El programa principal
Para terminar con nuestra aplicación, sólo nos queda implementar el
programa principal. Éste tiene como misión preparar de forma
dinámica un menú de opciones que debe mostrarnos los diferentes
tipos de informes de los que dispondrá el usuario.
Para ello, necesitaremos especificar de alguna manera la relación
de informes disponibles, y qué mejor forma de hacerlo que empleando
un poco de XML. Dispondremos pues de un fichero de inicio XML que
documentará qué opciones tenemos y qué componentes deben ejecutarse
como fruto de la selección de dicha opción. Para ello dejaremos el
formulario principal tal y cómo se muestra en la figura 5.
Antes de comenzar es importante que marquéis una referencia al
proyecto del interfaz: CoInterfazInforme. Y sólo a él; los demás
componentes no son necesarios. El sistema los cargará en tiempo de
ejecución.
Todo el follón comienza en el evento Load del formulario. Aquí
cargaremos la lista de opciones y prepararemos las opciones
dinámicas. Para ello emplearemos el pedazo objeto DataSet y
convertiremos el XML en un contenedor de opciones: Titulo,
Componente y Tipo. En la implementación ¿qué técnicas se van a
usar?: Crear dinámicamente un menú y asociarle un delegado en
tiempo de ejecución que responda al evento OnClick. Quedando el
código de OnLoad cómo puedes ver en el fuente 4.
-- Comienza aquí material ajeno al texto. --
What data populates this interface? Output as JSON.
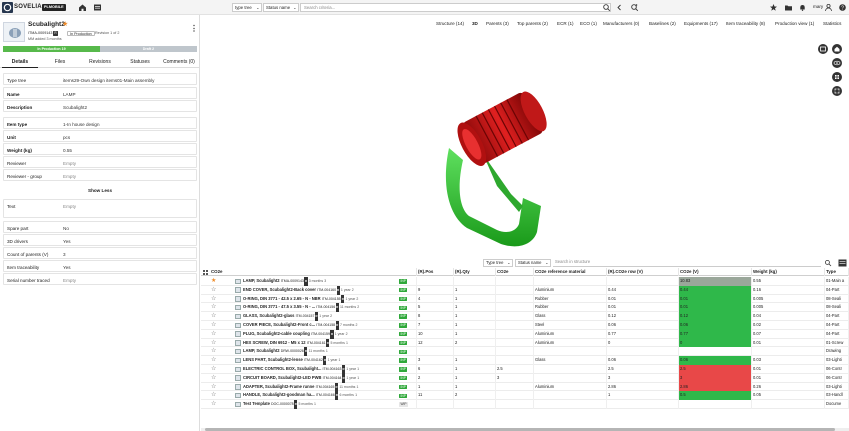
{
  "app": {
    "brand": "SOVELIA",
    "edition": "PLMOBILE",
    "top_search_placeholder": "Search criteria...",
    "type_tree_label": "type tree",
    "status_label": "Status name",
    "user": "mary"
  },
  "item": {
    "title": "Scubalight2",
    "id": "ITMA-0009143",
    "id_chip": "R",
    "lifecycle": "In Production",
    "revision": "Revision 1 of 2",
    "added": "MM added 3 months",
    "status_stage_1": "In Production 19",
    "status_stage_2": "Draft 2",
    "status_progress_fraction": 0.5
  },
  "left_tabs": [
    "Details",
    "Files",
    "Revisions",
    "Statuses",
    "Comments (0)"
  ],
  "properties": [
    {
      "label": "Type tree",
      "value": "items29-Own design items01-Main assembly"
    },
    {
      "label": "Name",
      "value": "LAMP"
    },
    {
      "label": "Description",
      "value": "Scubalight2"
    },
    {
      "label": "Item type",
      "value": "1-In house design"
    },
    {
      "label": "Unit",
      "value": "pcs"
    },
    {
      "label": "Weight (kg)",
      "value": "0.55"
    },
    {
      "label": "Reviewer",
      "value": "Empty"
    },
    {
      "label": "Reviewer - group",
      "value": "Empty"
    }
  ],
  "show_less": "Show Less",
  "properties2": [
    {
      "label": "Text",
      "value": "Empty"
    },
    {
      "label": "Spare part",
      "value": "No"
    },
    {
      "label": "3D drivers",
      "value": "Yes"
    },
    {
      "label": "Count of parents (V)",
      "value": "3"
    },
    {
      "label": "Item traceability",
      "value": "Yes"
    },
    {
      "label": "Serial number traced",
      "value": "Empty"
    }
  ],
  "right_tabs": [
    "Structure (14)",
    "3D",
    "Parents (3)",
    "Top parents (2)",
    "ECR (1)",
    "ECO (1)",
    "Manufacturers (0)",
    "Baselines (2)",
    "Equipments (17)",
    "Item traceability (8)",
    "Production view (1)",
    "Statistics"
  ],
  "structure": {
    "type_tree": "Type tree",
    "status": "Status name",
    "search_placeholder": "Search in structure",
    "columns": [
      "CO2e",
      "(R).Pos",
      "(R).Qty",
      "CO2e",
      "CO2e reference material",
      "(R).CO2e row (V)",
      "CO2e (V)",
      "Weight (kg)",
      "Type"
    ],
    "rows": [
      {
        "name": "LAMP, Scubalight2",
        "id": "ITMA-0009143",
        "age": "3 months",
        "cnt": "3",
        "tag": "INP",
        "pos": "",
        "qty": "",
        "co2": "",
        "mat": "",
        "row": "",
        "co2v": "10.83",
        "co2c": "#9aa79a",
        "weight": "0.55",
        "type": "01-Main a",
        "bold": true,
        "star": true
      },
      {
        "name": "END COVER, Scubalight2-Back cover",
        "id": "ITM-004160",
        "age": "1 year",
        "cnt": "2",
        "tag": "INP",
        "pos": "9",
        "qty": "1",
        "co2": "",
        "mat": "Aluminium",
        "row": "0.44",
        "co2v": "0.44",
        "co2c": "#2fb84a",
        "weight": "0.16",
        "type": "04-Part",
        "bold": true,
        "star": false
      },
      {
        "name": "O-RING, DIN 3771 - 42.5 x 2.65 - N - NBR",
        "id": "ITM-004155",
        "age": "1 year",
        "cnt": "2",
        "tag": "INP",
        "pos": "4",
        "qty": "1",
        "co2": "",
        "mat": "Rubber",
        "row": "0.01",
        "co2v": "0.01",
        "co2c": "#2fb84a",
        "weight": "0.005",
        "type": "08-Seali",
        "bold": true,
        "star": false
      },
      {
        "name": "O-RING, DIN 3771 - 47.5 x 3.55 - N - ...",
        "id": "ITM-004156",
        "age": "11 months",
        "cnt": "2",
        "tag": "INP",
        "pos": "5",
        "qty": "1",
        "co2": "",
        "mat": "Rubber",
        "row": "0.01",
        "co2v": "0.01",
        "co2c": "#2fb84a",
        "weight": "0.005",
        "type": "08-Seali",
        "bold": true,
        "star": false
      },
      {
        "name": "GLASS, Scubalight2-glass",
        "id": "ITM-004157",
        "age": "1 year",
        "cnt": "2",
        "tag": "INP",
        "pos": "8",
        "qty": "1",
        "co2": "",
        "mat": "Glass",
        "row": "0.12",
        "co2v": "0.12",
        "co2c": "#2fb84a",
        "weight": "0.04",
        "type": "04-Part",
        "bold": true,
        "star": false
      },
      {
        "name": "COVER PIECE, Scubalight2-Front c...",
        "id": "ITM-004158",
        "age": "7 months",
        "cnt": "2",
        "tag": "INP",
        "pos": "7",
        "qty": "1",
        "co2": "",
        "mat": "Steel",
        "row": "0.06",
        "co2v": "0.06",
        "co2c": "#2fb84a",
        "weight": "0.02",
        "type": "04-Part",
        "bold": true,
        "star": false
      },
      {
        "name": "PLUG, Scubalight2-cable coupling",
        "id": "ITM-004159",
        "age": "1 year",
        "cnt": "2",
        "tag": "INP",
        "pos": "10",
        "qty": "1",
        "co2": "",
        "mat": "Aluminium",
        "row": "0.77",
        "co2v": "0.77",
        "co2c": "#2fb84a",
        "weight": "0.07",
        "type": "04-Part",
        "bold": true,
        "star": false
      },
      {
        "name": "HEX SCREW, DIN 6912 - M5 x 12",
        "id": "ITM-004161",
        "age": "5 months",
        "cnt": "1",
        "tag": "INP",
        "pos": "12",
        "qty": "2",
        "co2": "",
        "mat": "Aluminium",
        "row": "0",
        "co2v": "0",
        "co2c": "#2fb84a",
        "weight": "0.01",
        "type": "01-Screw",
        "bold": true,
        "star": false
      },
      {
        "name": "LAMP, Scubalight2",
        "id": "DRW-0000026",
        "age": "11 months",
        "cnt": "1",
        "tag": "INP",
        "pos": "",
        "qty": "",
        "co2": "",
        "mat": "",
        "row": "",
        "co2v": "",
        "co2c": "",
        "weight": "",
        "type": "Drawing",
        "bold": true,
        "star": false
      },
      {
        "name": "LENS PART, Scubalight2-lense",
        "id": "ITM-004162",
        "age": "1 year",
        "cnt": "1",
        "tag": "INP",
        "pos": "3",
        "qty": "1",
        "co2": "",
        "mat": "Glass",
        "row": "0.06",
        "co2v": "0.06",
        "co2c": "#2fb84a",
        "weight": "0.03",
        "type": "03-Lighti",
        "bold": true,
        "star": false
      },
      {
        "name": "ELECTRIC CONTROL BOX, Scubalight...",
        "id": "ITM-004163",
        "age": "1 year",
        "cnt": "1",
        "tag": "INP",
        "pos": "6",
        "qty": "1",
        "co2": "2.5",
        "mat": "",
        "row": "2.5",
        "co2v": "2.5",
        "co2c": "#e84848",
        "weight": "0.01",
        "type": "06-Contr",
        "bold": true,
        "star": false
      },
      {
        "name": "CIRCUIT BOARD, Scubalight2-LED PWB",
        "id": "ITM-004164",
        "age": "1 year",
        "cnt": "1",
        "tag": "INP",
        "pos": "2",
        "qty": "1",
        "co2": "3",
        "mat": "",
        "row": "3",
        "co2v": "3",
        "co2c": "#e84848",
        "weight": "0.01",
        "type": "06-Contr",
        "bold": true,
        "star": false
      },
      {
        "name": "ADAPTER, Scubalight2-Frame runne",
        "id": "ITM-004165",
        "age": "11 months",
        "cnt": "1",
        "tag": "INP",
        "pos": "1",
        "qty": "1",
        "co2": "",
        "mat": "Aluminium",
        "row": "2.86",
        "co2v": "2.86",
        "co2c": "#e84848",
        "weight": "0.26",
        "type": "03-Lighti",
        "bold": true,
        "star": false
      },
      {
        "name": "HANDLE, Scubalight2-goodman ha...",
        "id": "ITM-004166",
        "age": "6 months",
        "cnt": "1",
        "tag": "INP",
        "pos": "11",
        "qty": "2",
        "co2": "",
        "mat": "",
        "row": "1",
        "co2v": "0.5",
        "co2c": "#2fb84a",
        "weight": "0.05",
        "type": "03-Handl",
        "bold": true,
        "star": false
      },
      {
        "name": "Test Template",
        "id": "DOC-0000078",
        "age": "5 months",
        "cnt": "1",
        "tag": "WIP",
        "pos": "",
        "qty": "",
        "co2": "",
        "mat": "",
        "row": "",
        "co2v": "",
        "co2c": "",
        "weight": "",
        "type": "Docume",
        "bold": true,
        "star": false
      }
    ]
  }
}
Donde el manejador genérico que hemos creado para cada opción de
menú, y que es responsable de la carga dinámica de clases lo puedes
ver en el fuente 5.
La explicación a este código es: Creamos un objeto DataView para
encontrar la fila que coincide con la opción de menú seleccionada.
A continuación viene el proceso de la carga dinámica de clases,
para la cual hay que tener en cuenta:
a) .NET carga nuevos tipos de datos a partir de
librerías de componentes.
b) Una vez cargado el tipo, éste se mantiene en
el espacio de nombres de la aplicación todo su ciclo de vida.
c) Por lo tanto, la carga de la librería sólo hay
que hacerla una vez. El resto del tiempo, nos limitaremos a pedirle
tipos.
Activator es esa clase de .NET que nos permite poder jugar con el
milagro de la carga "en caliente" de nuevas librerías de objetos.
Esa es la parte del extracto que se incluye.